In the words of Mr. Auspelmeyer, the content covered in AP Euro is “wide, yet deep.” A course like World History covers a lot of content in a small amount of detail, while a course like U.S. History covers less content in a lot of detail. AP Euro lands in the middle, covering a pretty large amount of content in fair detail. 

This is challenging for obvious reasons. Students have to memorize many different concepts and events, not only in a broad sense, but also the particulars. Coupled with all this, they also have to learn how to write a new style of essay for the AP Exam at the end of the year—the dreaded Document-Based Question, which requires students to analyze primary sources from as far back as the 15th century and use them as evidence in their essay. 

With so much to cover, Mr. Auspelmeyer has students do activities and take notes at home from videos of his lectures. This—the homework—is many students’ biggest issue. 

“It’s just kind of a lot of work sometimes,” said Ava Swindler, a current AP Euro student. “Like, day by day, it’s probably more homework than I’ve ever had for one class.” 

However, students also appreciate that this system allows them to take things as slowly as they need to, rather than rushing to fit all the instruction into short class periods. Abby Kaczynski, another student currently in the class, said, “I like how it’s self-taught and self-paced. Like, if he lectured in person, I’d be rushing to keep up, but with the videos, I can just pause it.” 

But the class is still stressful, and that can’t be avoided. Along with in-class work and tests, students have to keep in mind that at the end of the year they will take the AP exam, which will grant them college credit as long as they don’t fail. The exam, rewritten every year, is purposefully difficult and designed for only about 50% of students to pass—that’s out of everyone in the country who takes it.

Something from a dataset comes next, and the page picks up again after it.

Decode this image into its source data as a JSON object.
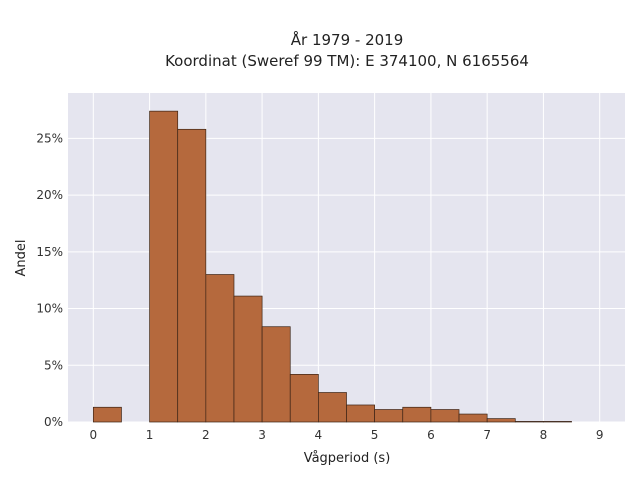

To help students prepare, Mr. Auspelmeyer writes AP Euro tests and quizzes to resemble the type of questions asked on the AP Exam. This style of questioning is unfamiliar and confusing for many students.

“The tests are what I don’t like about it,” Kaczynski went on to say, “cause I don’t understand them. Which tells you how well I’m gonna do on the exam, I guess.”

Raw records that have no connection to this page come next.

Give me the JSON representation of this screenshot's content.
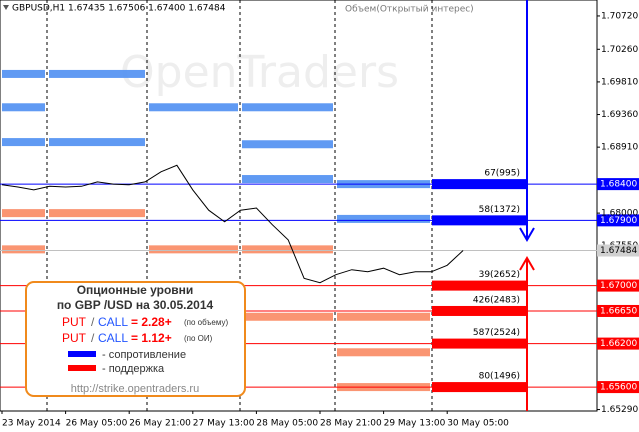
{
  "chart_data": {
    "type": "line",
    "title": "GBPUSD,H1  1.67435 1.67506 1.67400 1.67484",
    "subtitle": "Объем(Открытый интерес)",
    "watermark": "OpenTraders",
    "categories": [
      "23 May 2014",
      null,
      null,
      null,
      "26 May 05:00",
      null,
      null,
      null,
      "26 May 21:00",
      null,
      null,
      null,
      "27 May 13:00",
      null,
      null,
      null,
      "28 May 05:00",
      null,
      null,
      null,
      "28 May 21:00",
      null,
      null,
      null,
      "29 May 13:00",
      null,
      null,
      null,
      "30 May 05:00",
      null
    ],
    "values": [
      1.6839,
      1.6836,
      1.6832,
      1.6837,
      1.6836,
      1.6837,
      1.6843,
      1.684,
      1.6839,
      1.6843,
      1.6857,
      1.6866,
      1.6832,
      1.6804,
      1.6788,
      1.6804,
      1.6807,
      1.6784,
      1.6763,
      1.671,
      1.6704,
      1.6715,
      1.6722,
      1.6719,
      1.6724,
      1.6715,
      1.6719,
      1.6719,
      1.6728,
      1.67484
    ],
    "color": "#000000",
    "ylim": [
      1.6527,
      1.7094
    ],
    "yticks": [
      {
        "value": 1.7072,
        "label": "1.70720"
      },
      {
        "value": 1.7026,
        "label": "1.70260"
      },
      {
        "value": 1.6981,
        "label": "1.69810"
      },
      {
        "value": 1.6936,
        "label": "1.69360"
      },
      {
        "value": 1.6891,
        "label": "1.68910"
      },
      {
        "value": 1.68,
        "label": "1.68000"
      },
      {
        "value": 1.6755,
        "label": "1.67550"
      },
      {
        "value": 1.6529,
        "label": "1.65290"
      }
    ],
    "levels": [
      {
        "value": 1.684,
        "label": "1.68400",
        "color": "#0000ff",
        "volume": "67(995)"
      },
      {
        "value": 1.679,
        "label": "1.67900",
        "color": "#0000ff",
        "volume": "58(1372)"
      },
      {
        "value": 1.67,
        "label": "1.67000",
        "color": "#ff0000",
        "volume": "39(2652)"
      },
      {
        "value": 1.6665,
        "label": "1.66650",
        "color": "#ff0000",
        "volume": "426(2483)"
      },
      {
        "value": 1.662,
        "label": "1.66200",
        "color": "#ff0000",
        "volume": "587(2524)"
      },
      {
        "value": 1.656,
        "label": "1.65600",
        "color": "#ff0000",
        "volume": "80(1496)"
      }
    ],
    "current": {
      "value": 1.67484,
      "label": "1.67484"
    },
    "history": [
      [
        {
          "price": 1.6992,
          "color": "#4f8ff2"
        },
        {
          "price": 1.6946,
          "color": "#4f8ff2"
        },
        {
          "price": 1.6898,
          "color": "#4f8ff2"
        },
        {
          "price": 1.68,
          "color": "#f98a63"
        },
        {
          "price": 1.675,
          "color": "#f98a63"
        }
      ],
      [
        {
          "price": 1.6992,
          "color": "#4f8ff2"
        },
        {
          "price": 1.6898,
          "color": "#4f8ff2"
        },
        {
          "price": 1.68,
          "color": "#f98a63"
        }
      ],
      [
        {
          "price": 1.6946,
          "color": "#4f8ff2"
        },
        {
          "price": 1.675,
          "color": "#f98a63"
        }
      ],
      [
        {
          "price": 1.6946,
          "color": "#4f8ff2"
        },
        {
          "price": 1.6895,
          "color": "#4f8ff2"
        },
        {
          "price": 1.6847,
          "color": "#4f8ff2"
        },
        {
          "price": 1.675,
          "color": "#f98a63"
        },
        {
          "price": 1.6657,
          "color": "#f98a63"
        }
      ],
      [
        {
          "price": 1.684,
          "color": "#4f8ff2"
        },
        {
          "price": 1.6792,
          "color": "#4f8ff2"
        },
        {
          "price": 1.6657,
          "color": "#f98a63"
        },
        {
          "price": 1.6608,
          "color": "#f98a63"
        },
        {
          "price": 1.656,
          "color": "#f98a63"
        }
      ]
    ],
    "info": {
      "line1": "Опционные уровни",
      "line2": "по GBP /USD на 30.05.2014",
      "put": "PUT",
      "slash": "/",
      "call": "CALL",
      "ratio1": "= 2.28+",
      "note1": "(по объему)",
      "ratio2": "= 1.12+",
      "note2": "(по ОИ)",
      "resistance": "- сопротивление",
      "support": "- поддержка",
      "url": "http://strike.opentraders.ru"
    }
  }
}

This is especially hard for students who haven’t taken an AP class before. AP Euro is taken in the tenth grade, and many students opt out of jumping into AP classes as a freshman, so some AP Euro students come into the class without prior AP experience. This can make the experience even more stressful. 

Given how difficult the experience is, one might wonder why any students actually want to take the class. This actually may be directly related to how scary the course seems. 

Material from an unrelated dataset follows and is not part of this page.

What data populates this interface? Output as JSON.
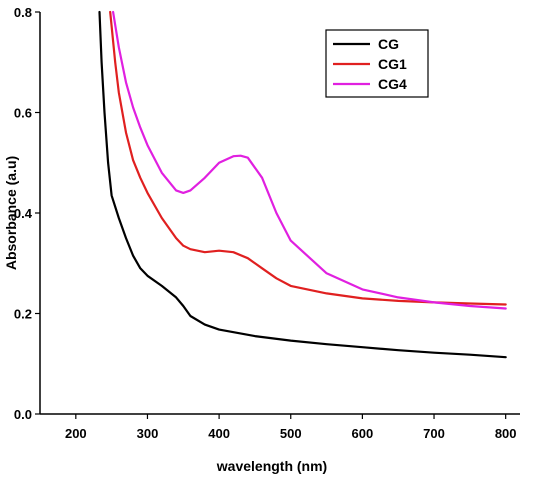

“Not even my family believed I could pass it,” said Tahira Gerald, a former AP Euro student. “I wanted to prove everyone wrong.”

To a competitive student, AP Euro’s frightening reputation can come as a welcome challenge. Many students even end up finding that they actually enjoy the class despite its difficulty. 

“It’s become one of my favorite classes,” Caroline Nutter said. She is currently in her second quarter as an AP Euro student. “Yes it’s challenging, but it’s very organized, so it’s manageable.”

Ava Swindler also spoke about why she came to enjoy AP Euro. “I really like the material,” she said, “and Auspie [Mr. Auspelmeyer] is a really good teacher. He’s really understanding, like, if you can’t get something done for some reason, he gets it.” 

While AP Euro is not an easy class by anyone’s standard, for the motivated student, it can be an encouraging challenge and a chance to improve important skills. And—as attested by many former AP Euro students—it is not, in fact, impossible to pass.